III. He is always charged the higher prices on the items he purchases than those charged from the familiar and influential one in the society.
IV. While travelling in the buses he is always allotted the seat which others decline to sit on.
V. Poor man, while travelling in public transport, is asked to vacate his seat for the one up-to-date and influential passenger entering the bus.
VI. He is always the last man in the queue to be served and attended.
A poor man is a creature who is born to bear the wrath of the people for his trivial and minor mistakes. The society always expects from him instead of reciprocating him with love affection, belongingness and attention which he expects for respectful existence in social life. In the present age of favoritism, opportunism and pervading corruption the poor man is neither listened nor attended in any office unless he is accompanied by some mediator and tout of the concerned department. In the event of infringement and encroachment of his rights he finds him alone and helpless seeking justices for the excesses and atrocities being inflicted upon him by the society he lives in. It has become a common practice in the so-called educated, civilized and elite class living in the small and metro cities to man handle, humiliate and abuse the Rickshaw pullers, taxi and car drivers and the persons serving as the security guards in the posh societies and colonies.

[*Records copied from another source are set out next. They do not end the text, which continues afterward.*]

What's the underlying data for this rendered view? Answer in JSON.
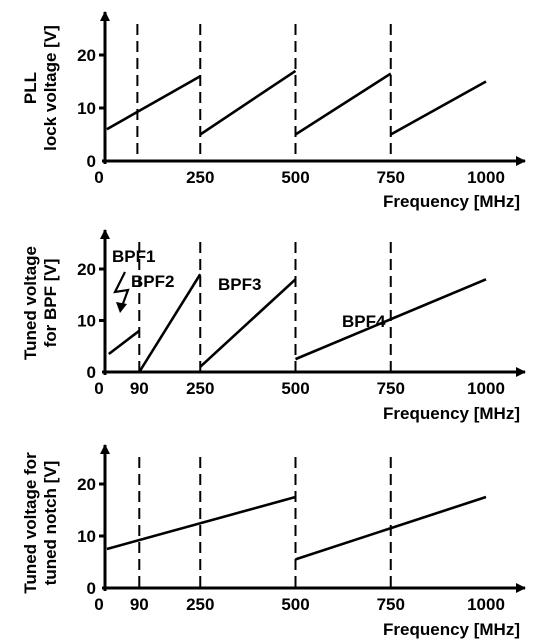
{
  "chart_data": [
    {
      "type": "line",
      "ylabel": [
        "PLL",
        "lock voltage [V]"
      ],
      "xlabel": "Frequency [MHz]",
      "x_ticks": [
        "0",
        "250",
        "500",
        "750",
        "1000"
      ],
      "y_ticks": [
        "0",
        "10",
        "20"
      ],
      "xlim": [
        0,
        1050
      ],
      "ylim": [
        0,
        25
      ],
      "vlines": [
        85,
        250,
        500,
        750
      ],
      "series": [
        {
          "x": [
            5,
            250
          ],
          "y": [
            6,
            16
          ]
        },
        {
          "x": [
            250,
            500
          ],
          "y": [
            5,
            17
          ]
        },
        {
          "x": [
            500,
            750
          ],
          "y": [
            5,
            16.5
          ]
        },
        {
          "x": [
            750,
            1000
          ],
          "y": [
            5,
            15
          ]
        }
      ],
      "annotations": []
    },
    {
      "type": "line",
      "ylabel": [
        "Tuned voltage",
        "for BPF [V]"
      ],
      "xlabel": "Frequency [MHz]",
      "x_ticks": [
        "0",
        "90",
        "250",
        "500",
        "750",
        "1000"
      ],
      "y_ticks": [
        "0",
        "10",
        "20"
      ],
      "xlim": [
        0,
        1050
      ],
      "ylim": [
        0,
        25
      ],
      "vlines": [
        90,
        250,
        500,
        750
      ],
      "series": [
        {
          "x": [
            10,
            90
          ],
          "y": [
            3.5,
            8
          ]
        },
        {
          "x": [
            90,
            250
          ],
          "y": [
            0,
            19
          ]
        },
        {
          "x": [
            250,
            500
          ],
          "y": [
            1,
            18
          ]
        },
        {
          "x": [
            500,
            1000
          ],
          "y": [
            2.5,
            18
          ]
        }
      ],
      "annotations": [
        "BPF1",
        "BPF2",
        "BPF3",
        "BPF4"
      ]
    },
    {
      "type": "line",
      "ylabel": [
        "Tuned voltage for",
        "tuned notch [V]"
      ],
      "xlabel": "Frequency [MHz]",
      "x_ticks": [
        "0",
        "90",
        "250",
        "500",
        "750",
        "1000"
      ],
      "y_ticks": [
        "0",
        "10",
        "20"
      ],
      "xlim": [
        0,
        1050
      ],
      "ylim": [
        0,
        25
      ],
      "vlines": [
        90,
        250,
        500,
        750
      ],
      "series": [
        {
          "x": [
            5,
            500
          ],
          "y": [
            7.5,
            17.5
          ]
        },
        {
          "x": [
            500,
            1000
          ],
          "y": [
            5.5,
            17.5
          ]
        }
      ],
      "annotations": []
    }
  ]
}
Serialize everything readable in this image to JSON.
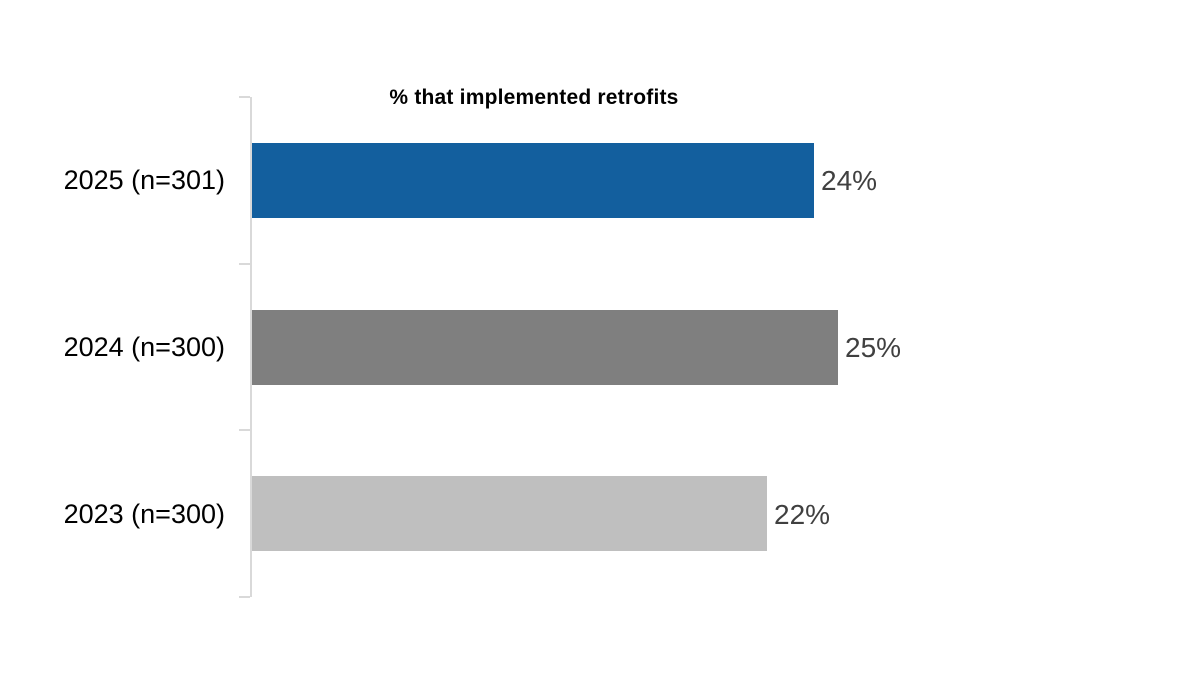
{
  "chart_data": {
    "type": "bar",
    "orientation": "horizontal",
    "title": "% that implemented retrofits",
    "categories": [
      "2025 (n=301)",
      "2024 (n=300)",
      "2023 (n=300)"
    ],
    "values": [
      24,
      25,
      22
    ],
    "value_labels": [
      "24%",
      "25%",
      "22%"
    ],
    "series": [
      {
        "name": "% that implemented retrofits",
        "values": [
          24,
          25,
          22
        ]
      }
    ],
    "bar_colors": [
      "#135f9e",
      "#7f7f7f",
      "#bfbfbf"
    ],
    "xlabel": "",
    "ylabel": "",
    "xlim": [
      0,
      40
    ],
    "grid": false,
    "legend_position": "none",
    "axis_color": "#d9d9d9",
    "category_label_color": "#000000",
    "value_label_color": "#404040",
    "title_color": "#000000",
    "background_color": "#ffffff"
  }
}
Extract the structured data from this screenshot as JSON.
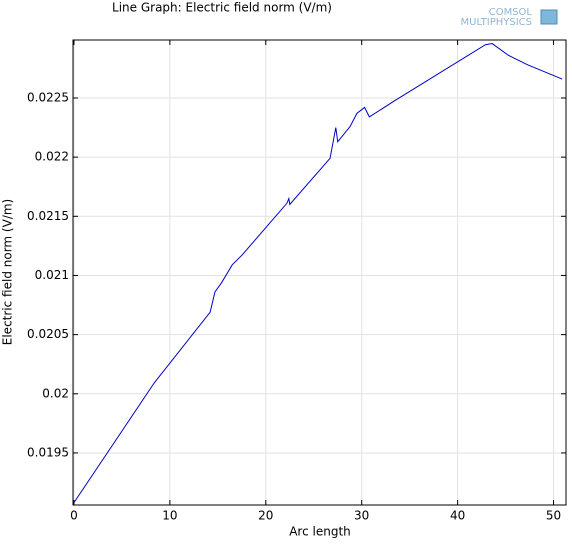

The poor Rickshaw-puller laborers, hawkers and the nomads become the victims of wrath of the police and the population even for their mistakes and misunderstandings while the violators of traffic rules, mafia persons and the absconders escape scot-free and honorably. It is rightly said that poverty is a sin and poor is the sinner who is sent in the mortal world to be humiliated and looked down for no fault committed by him. No society can flourish in the universe which does not care for its downtrodden population because sigh of poor is a curse for the society. There was a song in old Hindi film Patang of 1960, ‘Dene Wale Kisi Ko Gareebi Na De Mout De De Magar Badnaseebi Na De’.